Hi,
I have RNA-seq data (PE 2x300) for non-model organisms. I want of aligning them against the assembled genome using BLAT for the identification of introns. Since BLAT can not align paired-end reads. I want to convert them into single-end reads by merging the overlapping R1 and R2.
I would like to know if it makes sense to merge R1 and R2 into one read (if overlaps) or maybe I should work with R1 and R2 separately.
My Best Regards, Prasoon
Hi Nicolas,
Thanks for your reply. I am working on the genome in which possibly non-canonical (non-GT-AG) splice sites are predominant. That's why I don't want to align with STAR. I don't know about the kallisto aligner if it is suitable for my case.

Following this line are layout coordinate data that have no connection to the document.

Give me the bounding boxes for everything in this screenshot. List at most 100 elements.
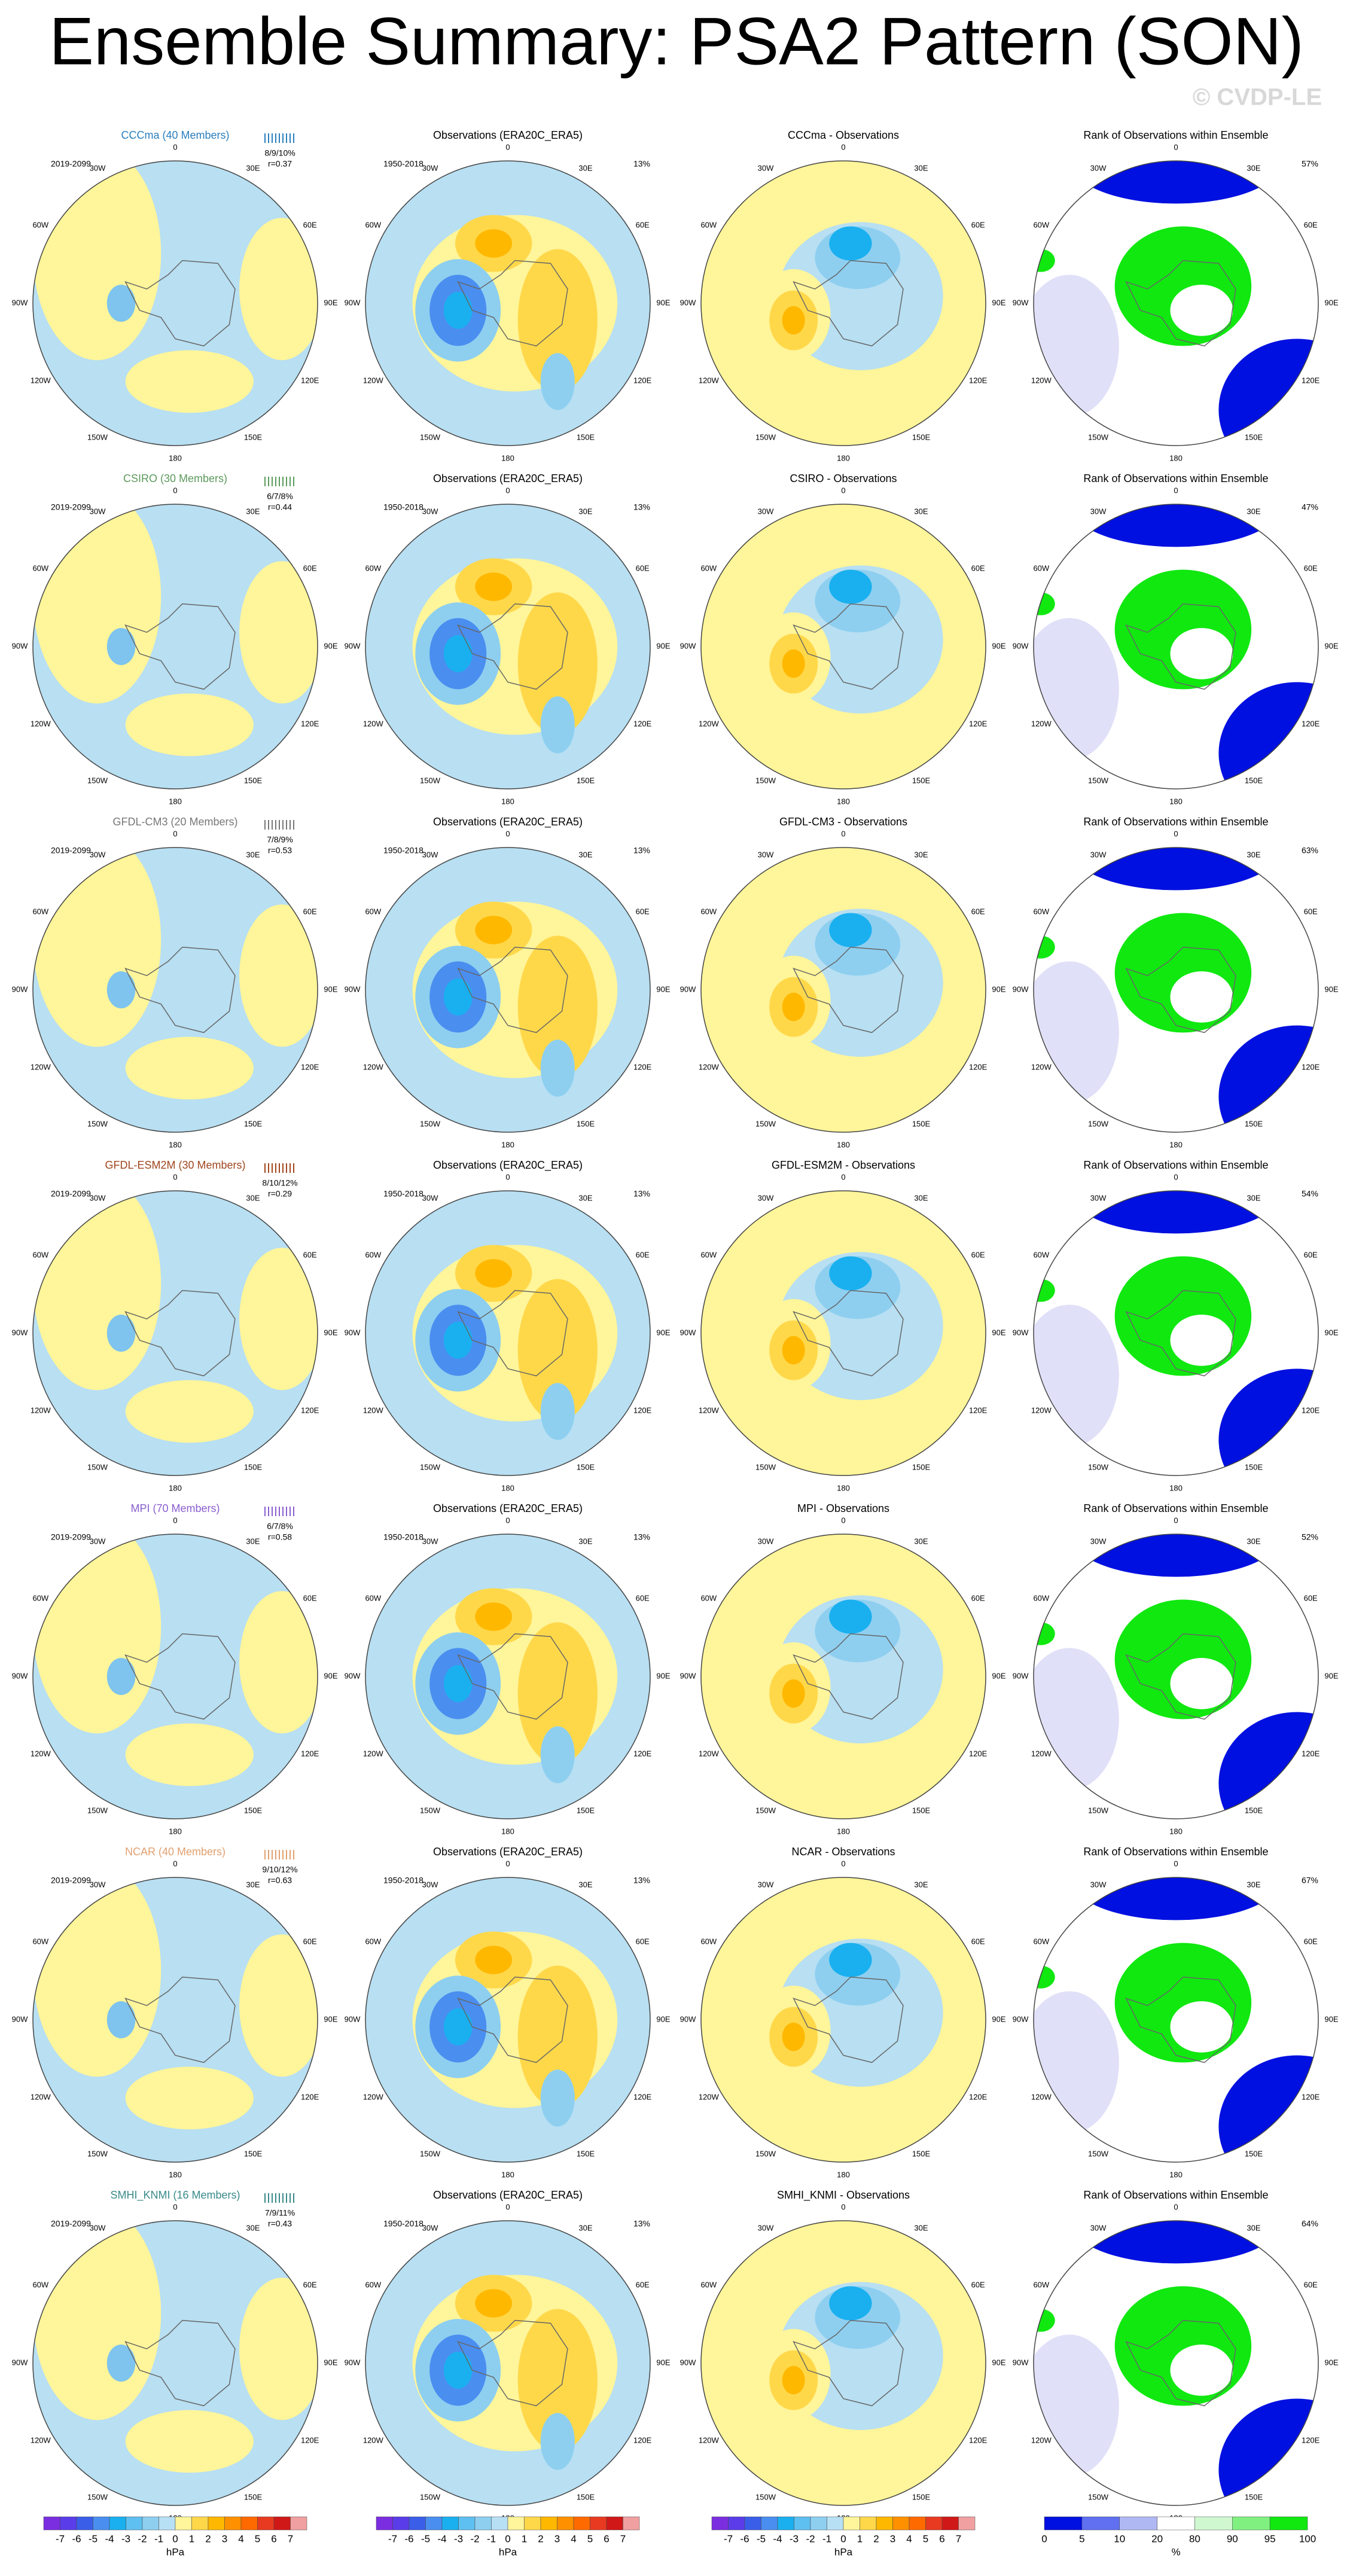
contour-region (106, 971, 136, 1008)
rank-percent: 52% (1302, 1532, 1318, 1542)
colorbar-box (1119, 2516, 1157, 2531)
longitude-label: 120E (301, 1406, 319, 1414)
longitude-label: 120E (969, 2435, 988, 2444)
longitude-label: 30W (90, 2223, 106, 2232)
colorbar-box (458, 2516, 476, 2531)
colorbar-label: -7 (724, 2533, 733, 2544)
longitude-label: 30W (422, 1193, 438, 1202)
map-border (32, 504, 318, 789)
model-title: MPI (70 Members) (130, 1502, 220, 1514)
model-title: CCCma (40 Members) (121, 129, 229, 141)
longitude-label: 60W (700, 1593, 717, 1602)
longitude-label: 90W (680, 641, 696, 650)
colorbar-label: 3 (554, 2533, 560, 2544)
longitude-label: 60E (1304, 907, 1318, 916)
longitude-label: 60E (636, 2280, 650, 2289)
map-panel (365, 1191, 650, 1476)
colorbar-label: 5 (1079, 2533, 1084, 2544)
contour-region (1034, 935, 1055, 959)
longitude-label: 180 (1169, 1483, 1183, 1492)
longitude-label: 90E (656, 1328, 670, 1337)
map-border (700, 2220, 986, 2506)
panel-title: GFDL-ESM2M - Observations (772, 1159, 915, 1171)
longitude-label: 150W (420, 776, 441, 785)
longitude-label: 60W (32, 220, 48, 229)
coastline (793, 1976, 904, 2063)
longitude-label: 60W (700, 220, 717, 229)
longitude-label: 150E (912, 1120, 931, 1129)
longitude-label: 90E (1324, 984, 1338, 993)
contour-region (829, 226, 872, 261)
colorbar-label: 100 (1299, 2533, 1316, 2544)
ensemble-stats: 6/7/8% (267, 1522, 293, 1531)
map-border (1033, 847, 1319, 1133)
longitude-label: 150W (1088, 433, 1109, 442)
longitude-label: 180 (837, 797, 850, 806)
colorbar-label: -3 (121, 2533, 130, 2544)
longitude-label: 30E (914, 850, 928, 859)
coastline (457, 603, 568, 690)
colorbar-box (1232, 2516, 1270, 2531)
panel-title: Rank of Observations within Ensemble (1083, 1502, 1268, 1514)
colorbar-box (941, 2516, 959, 2531)
longitude-label: 30W (758, 507, 774, 516)
contour-region (782, 2022, 805, 2051)
longitude-label: 0 (841, 2202, 845, 2211)
colorbar-label: 7 (620, 2533, 626, 2544)
longitude-label: 60E (971, 2280, 985, 2289)
longitude-label: 120E (1302, 1062, 1320, 1071)
longitude-label: 60E (971, 907, 985, 916)
contour-region (125, 350, 254, 413)
map-border (700, 1190, 986, 1476)
longitude-label: 120E (633, 2435, 652, 2444)
longitude-label: 150W (755, 433, 776, 442)
colorbar-label: 95 (1264, 2533, 1276, 2544)
colorbar-label: 5 (923, 2533, 928, 2544)
longitude-label: 30E (1247, 1537, 1260, 1545)
colorbar-label: -2 (806, 2533, 815, 2544)
rank-percent: 57% (1302, 159, 1318, 169)
coastline (793, 1289, 904, 1377)
longitude-label: 90W (680, 1328, 696, 1337)
contour-region (33, 504, 161, 704)
colorbar-box (876, 2516, 893, 2531)
longitude-label: 150E (244, 433, 263, 442)
contour-region (33, 161, 161, 361)
longitude-label: 90E (1324, 298, 1338, 307)
longitude-label: 60W (32, 563, 48, 572)
colorbar-box (958, 2516, 976, 2531)
longitude-label: 120W (699, 719, 720, 728)
longitude-label: 30W (758, 850, 774, 859)
longitude-label: 180 (501, 453, 514, 462)
longitude-label: 90E (324, 1671, 337, 1680)
contour-region (443, 1665, 473, 1702)
contour-region (106, 1315, 136, 1352)
contour-region (1034, 1279, 1055, 1302)
longitude-label: 0 (841, 1859, 845, 1868)
contour-region (239, 561, 318, 704)
longitude-label: 90E (324, 2014, 337, 2023)
map-panel (701, 1534, 986, 1819)
colorbar-box (409, 2516, 426, 2531)
longitude-label: 90E (656, 298, 670, 307)
pattern-correlation: r=0.37 (268, 159, 292, 169)
ensemble-stats: 8/9/10% (264, 148, 295, 158)
longitude-label: 150W (87, 1120, 108, 1129)
contour-region (517, 1622, 598, 1765)
longitude-label: 0 (1174, 486, 1178, 495)
colorbar-box (290, 2516, 307, 2531)
longitude-label: 90E (1324, 2014, 1338, 2023)
contour-region (125, 1380, 254, 1443)
longitude-label: 180 (169, 1140, 182, 1149)
longitude-label: 120E (1302, 2435, 1320, 2444)
longitude-label: 90W (345, 641, 361, 650)
contour-region (33, 848, 161, 1047)
longitude-label: 90E (1324, 1328, 1338, 1337)
contour-region (106, 1658, 136, 1695)
model-title: GFDL-ESM2M (30 Members) (105, 1159, 245, 1171)
longitude-label: 90E (324, 984, 337, 993)
contour-region (1034, 1304, 1119, 1447)
map-border (700, 847, 986, 1133)
panel-title: Rank of Observations within Ensemble (1083, 2189, 1268, 2201)
panel-title: Observations (ERA20C_ERA5) (433, 2189, 583, 2202)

STAR handles well non-canonical splice sites. If you want to reduce penalty of non-canonical splice sites by changing
--scoreGapNoncan
to -4 or even 0 (default is -8). You may also change--scoreGapGCAG
and--scoreGapATAC
to 0. Be aware that you may increase false positive splice-reads. I suggest you to read STAR manual : https://github.com/alexdobin/STAR/blob/master/doc/STARmanual.pdf . All parameters are well explained :)RNA-seq reads do not contain the non-canonical splice site sequences that are located in introns. That issue is therefore moot if you are using option B with a transcriptome from your genome.
RNA-seq often consists of intronic region or unspliced reads. I was following the discussing here in Why Are There Many Rna-Seq Hits To Intronic Regions?